The International Monetary Fund has warned that lower-income countries face a debt sustainability crisis as interest rates on bonds start to rise.
IMF chief Kristalina Georgieva delivered a speech this week at a virtual meeting, ahead of the spring meetings of the IMF and the World Bank. She said tightening financial conditions resulting from stronger economic growth in the US “could cause a rapid rise in interest rates… and significant capital outflow from emerging and developing economies.”
Such a development “would pose major challenges especially to middle-income countries with large external financing needs and elevated debt levels.”
The IMF warning follows similar statements from the UN secretary-general António Guterres. In an interview with the Financial Times this week, he said the world faced severe problems of debt sustainability in the wake of the coronavirus crisis that had not been properly understood or addressed.
He said the response to COVID-19 and to the financial aspects of the crisis “has been fragmented and geopolitical divides are not helping. It has been too limited in scope and too late.”
Guterres said the fact that only six countries—Argentina, Belize, Ecuador, Lebanon, Suriname and Zambia—had so far defaulted on their debts created the “illusion” of stability and a “misperception of the seriousness of the situation.”
In failing to address debt sustainability, “the risk is that we compromise the recovery of the economies of the developing world with catastrophic consequences for people’s lives, with an increase in hunger and poverty and dramatic problems with health and education systems, in many cases leading to instability, social unrest and, at the limit, conflict. Everything is now interlinked.”
In her remarks, Georgieva said the IMF would upgrade its forecast for global growth from the level of 5.5 percent it had predicted in January as a result of the stimulus measures in the US and fiscal action by other governments. But she said while the overall outlook had improved “prospects are diverging dangerously not only within nations but also across countries and regions.”
Compared to pre-COVID projections the cumulative loss in per capita income for advanced economies will be 11 percent by next year. But for emerging and developing economies, excluding China, the loss will be much worse, coming in at 20 percent.
“This loss of income means millions of people will face destitution, homelessness, and hunger,” she said.
“There could also be much more pressure coming to vulnerable emerging market, low-income and fragile states. They already have much more limited fiscal power to fight the crisis. And many are highly exposed to hard-hit sectors, such as tourism.”
The IMF chief also warned of impact of the rolling back of government support measures on small and medium-sized enterprises (SMEs).
SMEs are the world’s biggest employer, she said, and “our research shows that the share of insolvent SMEs could rise sharply this year as support is scaled back—threatening one in ten jobs in this vital sector.”

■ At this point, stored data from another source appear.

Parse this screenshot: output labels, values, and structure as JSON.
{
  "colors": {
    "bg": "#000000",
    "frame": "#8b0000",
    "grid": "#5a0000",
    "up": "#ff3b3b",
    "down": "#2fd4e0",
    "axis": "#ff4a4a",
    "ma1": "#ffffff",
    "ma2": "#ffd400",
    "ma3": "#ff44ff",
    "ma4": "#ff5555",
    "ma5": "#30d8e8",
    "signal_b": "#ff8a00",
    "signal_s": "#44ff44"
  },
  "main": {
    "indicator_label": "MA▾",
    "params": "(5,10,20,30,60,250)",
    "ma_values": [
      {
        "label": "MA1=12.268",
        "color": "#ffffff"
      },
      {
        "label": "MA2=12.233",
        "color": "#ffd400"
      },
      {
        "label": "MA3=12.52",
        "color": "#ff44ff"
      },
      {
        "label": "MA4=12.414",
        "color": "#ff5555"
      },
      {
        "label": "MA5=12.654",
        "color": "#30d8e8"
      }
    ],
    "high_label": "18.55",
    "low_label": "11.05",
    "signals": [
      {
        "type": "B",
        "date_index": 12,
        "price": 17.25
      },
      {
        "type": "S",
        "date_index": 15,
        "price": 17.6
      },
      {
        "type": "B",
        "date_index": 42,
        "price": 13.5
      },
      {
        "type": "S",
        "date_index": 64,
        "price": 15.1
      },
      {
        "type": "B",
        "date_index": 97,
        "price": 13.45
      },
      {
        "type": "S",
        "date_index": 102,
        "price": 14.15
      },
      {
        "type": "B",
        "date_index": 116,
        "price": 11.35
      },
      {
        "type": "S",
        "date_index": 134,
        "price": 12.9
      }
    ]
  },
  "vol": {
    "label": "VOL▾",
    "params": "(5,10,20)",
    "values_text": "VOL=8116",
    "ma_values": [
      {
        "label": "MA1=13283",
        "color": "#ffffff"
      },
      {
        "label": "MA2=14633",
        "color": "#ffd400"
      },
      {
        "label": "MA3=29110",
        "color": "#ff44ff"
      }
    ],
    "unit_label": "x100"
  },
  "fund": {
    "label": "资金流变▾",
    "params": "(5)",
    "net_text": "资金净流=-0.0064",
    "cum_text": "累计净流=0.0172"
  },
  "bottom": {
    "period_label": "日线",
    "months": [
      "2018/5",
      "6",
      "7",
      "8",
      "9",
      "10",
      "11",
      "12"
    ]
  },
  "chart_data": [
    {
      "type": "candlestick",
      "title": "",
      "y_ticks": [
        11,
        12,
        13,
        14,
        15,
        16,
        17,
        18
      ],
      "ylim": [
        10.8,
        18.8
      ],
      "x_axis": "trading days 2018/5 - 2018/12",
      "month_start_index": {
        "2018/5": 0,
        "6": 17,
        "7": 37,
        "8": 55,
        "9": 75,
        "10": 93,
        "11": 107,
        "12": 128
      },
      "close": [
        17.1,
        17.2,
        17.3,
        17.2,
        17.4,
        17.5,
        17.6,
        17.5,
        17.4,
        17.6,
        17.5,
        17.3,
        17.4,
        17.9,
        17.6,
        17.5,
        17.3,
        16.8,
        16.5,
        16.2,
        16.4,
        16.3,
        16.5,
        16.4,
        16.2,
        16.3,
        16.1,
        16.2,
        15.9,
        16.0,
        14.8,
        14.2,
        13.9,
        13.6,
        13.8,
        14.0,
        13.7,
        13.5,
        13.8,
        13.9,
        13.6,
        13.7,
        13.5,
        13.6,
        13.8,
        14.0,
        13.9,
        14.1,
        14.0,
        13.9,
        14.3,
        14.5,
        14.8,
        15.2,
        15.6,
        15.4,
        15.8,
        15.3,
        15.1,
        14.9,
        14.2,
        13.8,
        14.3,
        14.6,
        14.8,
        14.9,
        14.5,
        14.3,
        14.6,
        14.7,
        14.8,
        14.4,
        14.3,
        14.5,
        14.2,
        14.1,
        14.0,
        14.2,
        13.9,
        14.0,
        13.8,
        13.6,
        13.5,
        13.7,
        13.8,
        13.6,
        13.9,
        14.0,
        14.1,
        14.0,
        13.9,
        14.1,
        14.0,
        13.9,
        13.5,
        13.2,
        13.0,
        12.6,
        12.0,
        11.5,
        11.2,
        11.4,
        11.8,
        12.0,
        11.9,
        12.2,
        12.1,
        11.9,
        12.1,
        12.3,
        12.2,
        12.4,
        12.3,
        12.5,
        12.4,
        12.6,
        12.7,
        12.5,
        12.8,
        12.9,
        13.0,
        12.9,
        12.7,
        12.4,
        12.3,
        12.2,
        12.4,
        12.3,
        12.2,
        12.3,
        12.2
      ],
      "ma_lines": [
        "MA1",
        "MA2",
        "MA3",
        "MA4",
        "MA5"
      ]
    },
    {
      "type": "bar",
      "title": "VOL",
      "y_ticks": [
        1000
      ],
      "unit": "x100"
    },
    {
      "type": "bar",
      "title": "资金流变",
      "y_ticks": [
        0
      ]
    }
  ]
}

The warnings over the debt sustainability for lower-income countries come as the yield on US Treasury bonds has risen sharply in the first three months of this year. Earlier this week the yield on US 10-year Treasury bonds, the benchmark for global interest rates, rose to 1.77 percent—the highest point since January 2020 before the pandemic struck.
A continued rise will mean that capital will be sucked out of developing economies.
The fall in US bond prices and the consequent rise in yields, interest rates, is being fuelled by two interconnected processes—the fear that inflation will start to rise and the increased supply of bonds to finance US government debt will lead to further falls in their price.
As one financial analyst told the Financial Times, the “massive” scale of the stimulus in the US and globally—estimated by the IMF to be around $16 trillion—had caused “considerable nervousness over inflation and has been behind the recent sell-off in government bonds.”
The potential for rapid shifts in the Treasury bond market was seen in what had been as described as a “disastrous” auction of new seven-year bonds on February 25. Some 40 percent of the $68 billion issue had to be bought by the underwriters because there were no buyers. Some stability has returned in the past month but the threat of another freeze is ever-present.
Fed chair Jerome Powell has insisted the central bank does not fear a rise in long-term inflation and that any price hikes over the next year will not be structural.
But there is concern in financial markets that inflation could take off and the extent of the US stimulus measures will bring a rise in interest rates, notwithstanding the Fed’s commitment to keep its base rate near zero at least until 2024.
In a recent comment entitled “The return of the inflation spectre,” Financial Times columnist Martin Wolf warned that an inflation overshoot could trigger a deflationary response from central banks, leading to much higher rates. And its effects would go far beyond lower-income countries.
“That could lead to waves of defaults far more pervasive than in the early 1980s, when the big story was the debt crisis in developing countries. This time, the debt crisis could be almost everywhere, because there is so much more debt.”
It is a measure of the profound crisis within the capitalist system that the prospect of higher growth in the US—normally regarded as a positive for the world economy—has sparked fears it will lead to rising interest rates, resulting in economic devastation for lower-income countries. And not only there but it could hit the advanced countries as well because the profit-making machine centred in Wall Street and other major financial markets has become so addicted to the endless supply of cheap money.